Até que acabou o prazo determinado para serem despejados.

2019-06-28 Prédio Coutinho.jpg

Não vale a pena repetir a história que tem sido sobejamente relatada, como aqui, por um proprietário de uma fracção no prédio. Os moradores estão barricados nas suas casas e não permitem a entrada aos burocratas que lá estão para tomar posse administrativa delas protegidos por agentes da autoridade e empresas de segurança privadas, e sabem que se sairem as portas das suas casas serão arrombadas, as fechaduras mudadas, e não conseguirão voltar a entrar. Pelo que permanecem dentro de casa há dias. Cá fora a sociedade VianaPolis mandou-lhes cortar a água, a luz e o gás, e não deixa entrar ninguém no prédio, nem para lhes levar alimentos nem para prestar cuidados sanitários e de saúde aos moradores de idade avançada que lá estão barricados. E os familiares só lhes têm conseguido fazer chegar água e alimentos através de sacos içados por cordas das varandas. Como num cerco medieval.

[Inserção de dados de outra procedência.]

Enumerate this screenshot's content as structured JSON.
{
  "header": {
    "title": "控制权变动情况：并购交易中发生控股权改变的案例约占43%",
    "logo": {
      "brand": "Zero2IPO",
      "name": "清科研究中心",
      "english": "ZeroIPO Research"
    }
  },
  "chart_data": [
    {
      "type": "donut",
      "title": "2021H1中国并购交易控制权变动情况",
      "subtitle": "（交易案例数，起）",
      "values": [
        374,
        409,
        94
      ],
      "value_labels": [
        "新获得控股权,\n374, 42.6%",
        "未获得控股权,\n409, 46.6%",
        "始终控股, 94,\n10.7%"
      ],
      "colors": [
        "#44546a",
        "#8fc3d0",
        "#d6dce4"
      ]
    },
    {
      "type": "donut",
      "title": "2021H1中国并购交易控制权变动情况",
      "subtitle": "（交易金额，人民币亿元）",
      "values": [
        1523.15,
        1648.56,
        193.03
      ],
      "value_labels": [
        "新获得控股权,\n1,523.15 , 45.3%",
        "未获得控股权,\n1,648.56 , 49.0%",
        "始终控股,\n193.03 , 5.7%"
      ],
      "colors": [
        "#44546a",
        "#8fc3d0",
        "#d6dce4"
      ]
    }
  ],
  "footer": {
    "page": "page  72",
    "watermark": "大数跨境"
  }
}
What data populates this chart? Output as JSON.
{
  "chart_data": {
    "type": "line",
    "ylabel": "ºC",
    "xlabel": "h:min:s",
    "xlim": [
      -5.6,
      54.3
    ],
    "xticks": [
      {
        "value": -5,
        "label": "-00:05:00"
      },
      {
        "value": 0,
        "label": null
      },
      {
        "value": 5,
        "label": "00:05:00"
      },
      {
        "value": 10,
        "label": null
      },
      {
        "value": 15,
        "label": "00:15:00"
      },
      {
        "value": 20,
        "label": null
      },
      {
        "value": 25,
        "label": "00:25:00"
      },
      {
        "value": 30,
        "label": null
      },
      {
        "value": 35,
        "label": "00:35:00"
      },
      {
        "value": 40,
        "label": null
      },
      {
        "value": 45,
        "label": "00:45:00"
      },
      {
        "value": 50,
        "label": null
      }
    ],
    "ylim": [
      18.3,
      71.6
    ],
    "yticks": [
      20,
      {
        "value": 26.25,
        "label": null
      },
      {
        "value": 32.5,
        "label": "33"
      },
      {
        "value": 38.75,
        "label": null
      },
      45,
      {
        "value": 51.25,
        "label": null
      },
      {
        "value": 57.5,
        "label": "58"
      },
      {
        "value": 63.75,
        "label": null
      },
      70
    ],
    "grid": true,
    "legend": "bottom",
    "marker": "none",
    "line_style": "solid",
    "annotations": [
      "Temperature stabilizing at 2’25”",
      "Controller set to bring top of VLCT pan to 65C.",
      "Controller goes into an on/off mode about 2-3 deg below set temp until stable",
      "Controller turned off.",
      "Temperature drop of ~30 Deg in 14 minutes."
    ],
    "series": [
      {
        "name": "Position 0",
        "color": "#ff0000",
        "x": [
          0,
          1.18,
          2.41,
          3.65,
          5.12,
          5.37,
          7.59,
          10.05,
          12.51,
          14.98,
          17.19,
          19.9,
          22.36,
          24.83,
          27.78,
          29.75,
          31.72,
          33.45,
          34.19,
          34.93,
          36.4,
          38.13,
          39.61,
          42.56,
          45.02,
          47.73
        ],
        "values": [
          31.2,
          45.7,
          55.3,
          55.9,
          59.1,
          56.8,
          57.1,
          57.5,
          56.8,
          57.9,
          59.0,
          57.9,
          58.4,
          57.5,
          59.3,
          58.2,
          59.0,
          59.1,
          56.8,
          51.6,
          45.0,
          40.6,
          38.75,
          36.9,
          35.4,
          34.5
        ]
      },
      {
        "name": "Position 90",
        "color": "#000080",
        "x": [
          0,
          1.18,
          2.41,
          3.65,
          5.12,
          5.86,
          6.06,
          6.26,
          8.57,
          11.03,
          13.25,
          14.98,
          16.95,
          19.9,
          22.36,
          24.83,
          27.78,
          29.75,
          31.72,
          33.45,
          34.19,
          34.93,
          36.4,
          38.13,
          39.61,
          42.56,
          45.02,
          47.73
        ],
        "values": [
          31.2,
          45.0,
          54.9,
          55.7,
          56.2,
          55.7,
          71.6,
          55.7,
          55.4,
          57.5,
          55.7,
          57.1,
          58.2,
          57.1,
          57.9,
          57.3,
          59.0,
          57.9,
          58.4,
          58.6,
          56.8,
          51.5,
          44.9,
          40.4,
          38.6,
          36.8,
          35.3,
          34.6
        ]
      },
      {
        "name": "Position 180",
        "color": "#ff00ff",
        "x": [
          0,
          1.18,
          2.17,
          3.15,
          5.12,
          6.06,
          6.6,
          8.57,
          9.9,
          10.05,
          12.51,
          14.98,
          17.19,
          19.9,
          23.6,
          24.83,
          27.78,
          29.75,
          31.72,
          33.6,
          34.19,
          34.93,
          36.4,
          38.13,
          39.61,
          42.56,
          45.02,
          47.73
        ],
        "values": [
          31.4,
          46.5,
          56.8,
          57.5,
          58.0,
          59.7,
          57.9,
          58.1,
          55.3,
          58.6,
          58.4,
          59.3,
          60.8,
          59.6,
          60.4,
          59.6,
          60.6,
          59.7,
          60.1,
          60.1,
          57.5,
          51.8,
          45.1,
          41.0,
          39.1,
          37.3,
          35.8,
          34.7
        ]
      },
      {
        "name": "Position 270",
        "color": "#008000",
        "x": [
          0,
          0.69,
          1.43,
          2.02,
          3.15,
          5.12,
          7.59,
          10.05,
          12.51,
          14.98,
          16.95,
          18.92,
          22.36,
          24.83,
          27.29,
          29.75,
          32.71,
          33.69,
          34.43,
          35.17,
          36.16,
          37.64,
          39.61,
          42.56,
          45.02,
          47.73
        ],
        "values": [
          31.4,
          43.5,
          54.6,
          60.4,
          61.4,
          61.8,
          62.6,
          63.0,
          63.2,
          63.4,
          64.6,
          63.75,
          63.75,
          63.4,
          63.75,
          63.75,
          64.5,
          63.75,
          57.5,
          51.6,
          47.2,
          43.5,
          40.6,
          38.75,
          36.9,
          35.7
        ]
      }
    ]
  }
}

Como num cerco medieval como os de Melgaço e Monção.

Nesta luta desigual e degradante o sitiante é protegido pelo anonimato. Ao contrário dos políticos e dos autarcas que são, estando a comunicação social virada para o fazer, escrutinados até aos fundilhos, os burocratas da empresa VianaPolis que dirige o cerco e a guerra aos moradores são anónimos, não são interpelados nem questionados pelos jornalistas pelas indignidades que ordenam, não são reconhecidos nem apontados na rua, na escola dos filhos ou na missa como os facínoras que querem matar os velhotes do prédio. São anónimos.

Mas os anónimos também têm nome, e se a comunicação social lhes preserva o anonimato e a privacidade não temos motivos para a secundarmos. Olhemos então para o presidente da sociedade VianaPolis e deixemo-lo sair do anonimato.

O presidente executivo da VianaPolis chama-se Tiago Moreno Delgado e é irmão do secretário de Estado das Infraestruturas do ministério liderado pelo marido da chefe de gabinete do secretário de Estado Adjunto e dos Assuntos Parlamentares. É portanto um socialista instalado na teia. Mas a teia das famílias socialistas é tão densa e confusa que dela não se podem extrair grandes conclusões sobre as qualidades técnicas e humanas do gestor. Mas tem uma qualidade que no PS actual é muito valorizada. É um grande mamão nas tetas dos contribuintes. Em 2010 conseguiu impingir por ajuste directo de 75.000 euros a "Prestação de serviços no âmbito da coordenação dos projectos e empreitadas previstas no âmbito das actividades desenvolvidas pelo Programa Polis Litoral Norte" durante o prazo de 365 dias à Parque Expo ao mesmo tempo que era director da Parque Expo. Estando dotado da competência de mamar nos dois lados ao mesmo tempo e fazendo parte das famílias certas pode-se considerar perfeitamente integrado no regime socialista.

E as minhotas?

As minhotas, em vez de lhe invadirem o palácio para o sovarem e expulsarem violentamente da cidade, estão muito caladinhas a assistir ao cerco, a deixar exaurir os velhotes de solidão, escuridão, fome e fraqueza até se renderem e entragarem as suas casas ao sitiante.

As minhotas de hoje não são as Minhotas do meu tempo.